Los miembros del Comité deberían saber, especialmente los tres universitarios del grupo, que si los posmodernos quieren remecer los cimientos epistemológicos y sociales de las ciencias naturales, no sólo es legítimo que lo hagan, sino que además donde deben hacerlo es precisamente en la Universidad. Los científicos naturales no le deben tener miedo a ese debate, y muchos de ellos no se lo tienen. Por otro lado, debieron pensarlo mucho antes de hablar de independencia y socialismo de la forma tan descuidada en que lo hacen, porque, francamente, parece una incitación al carpeteo, y eso sí que debería haberse superado en una educación superior pertinente para el siglo 21.

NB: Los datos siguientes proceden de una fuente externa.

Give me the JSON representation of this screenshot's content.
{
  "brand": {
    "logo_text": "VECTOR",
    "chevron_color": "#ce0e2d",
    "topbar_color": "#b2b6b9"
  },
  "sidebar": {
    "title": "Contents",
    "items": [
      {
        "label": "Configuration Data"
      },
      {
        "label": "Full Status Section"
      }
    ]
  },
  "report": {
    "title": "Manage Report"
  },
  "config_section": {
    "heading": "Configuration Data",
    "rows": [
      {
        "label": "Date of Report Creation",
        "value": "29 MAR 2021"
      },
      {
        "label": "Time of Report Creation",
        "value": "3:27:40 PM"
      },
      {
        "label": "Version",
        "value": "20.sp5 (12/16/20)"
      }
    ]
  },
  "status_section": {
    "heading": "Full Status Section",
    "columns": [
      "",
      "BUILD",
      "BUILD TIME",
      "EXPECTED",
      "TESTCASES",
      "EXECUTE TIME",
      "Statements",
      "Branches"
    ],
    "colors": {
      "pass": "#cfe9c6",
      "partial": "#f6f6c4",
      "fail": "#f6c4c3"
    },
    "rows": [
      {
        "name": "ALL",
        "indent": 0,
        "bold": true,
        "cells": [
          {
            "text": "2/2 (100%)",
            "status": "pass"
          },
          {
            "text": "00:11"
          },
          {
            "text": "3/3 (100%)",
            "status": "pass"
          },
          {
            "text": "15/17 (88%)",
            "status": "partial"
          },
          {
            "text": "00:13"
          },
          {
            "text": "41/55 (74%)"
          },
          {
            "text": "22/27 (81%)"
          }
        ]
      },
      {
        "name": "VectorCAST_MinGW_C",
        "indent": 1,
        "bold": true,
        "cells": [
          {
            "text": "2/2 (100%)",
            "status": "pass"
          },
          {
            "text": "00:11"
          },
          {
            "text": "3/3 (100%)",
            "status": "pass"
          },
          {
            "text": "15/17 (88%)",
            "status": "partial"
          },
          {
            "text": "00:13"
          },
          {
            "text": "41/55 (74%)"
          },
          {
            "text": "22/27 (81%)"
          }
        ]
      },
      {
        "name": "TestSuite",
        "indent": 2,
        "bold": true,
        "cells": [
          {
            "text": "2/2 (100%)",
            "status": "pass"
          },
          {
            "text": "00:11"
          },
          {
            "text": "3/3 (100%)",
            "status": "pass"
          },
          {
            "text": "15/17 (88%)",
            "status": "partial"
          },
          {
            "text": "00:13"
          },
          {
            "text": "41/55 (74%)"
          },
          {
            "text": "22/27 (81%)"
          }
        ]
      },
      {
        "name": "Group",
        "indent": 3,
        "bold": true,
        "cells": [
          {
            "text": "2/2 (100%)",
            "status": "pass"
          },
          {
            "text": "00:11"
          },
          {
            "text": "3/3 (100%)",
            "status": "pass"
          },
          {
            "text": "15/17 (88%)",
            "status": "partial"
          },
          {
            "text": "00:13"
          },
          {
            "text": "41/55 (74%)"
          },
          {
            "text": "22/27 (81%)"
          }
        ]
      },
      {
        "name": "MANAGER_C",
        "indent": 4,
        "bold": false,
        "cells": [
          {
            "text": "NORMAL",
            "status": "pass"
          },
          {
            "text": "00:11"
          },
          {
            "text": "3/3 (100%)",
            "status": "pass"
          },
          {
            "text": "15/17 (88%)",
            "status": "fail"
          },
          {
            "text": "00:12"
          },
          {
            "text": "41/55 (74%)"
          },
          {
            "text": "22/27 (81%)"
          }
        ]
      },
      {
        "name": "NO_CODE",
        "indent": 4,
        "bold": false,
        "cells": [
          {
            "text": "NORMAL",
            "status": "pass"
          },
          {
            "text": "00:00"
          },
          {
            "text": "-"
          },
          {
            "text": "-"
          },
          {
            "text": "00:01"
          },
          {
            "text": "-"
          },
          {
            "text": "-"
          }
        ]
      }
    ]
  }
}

Hay mucha tela que cortar en este informe, y en este artículo sólo se tocan algunos bordes de ese tejido (los que más me llaman la atención por mi limitación de ser economista), pero nos han invitado a debatir, y hay que aceptar esa invitación. Quizás logremos convencer al Comité de que es preciso entender mejor por dónde vamos antes de darle golpes al timón.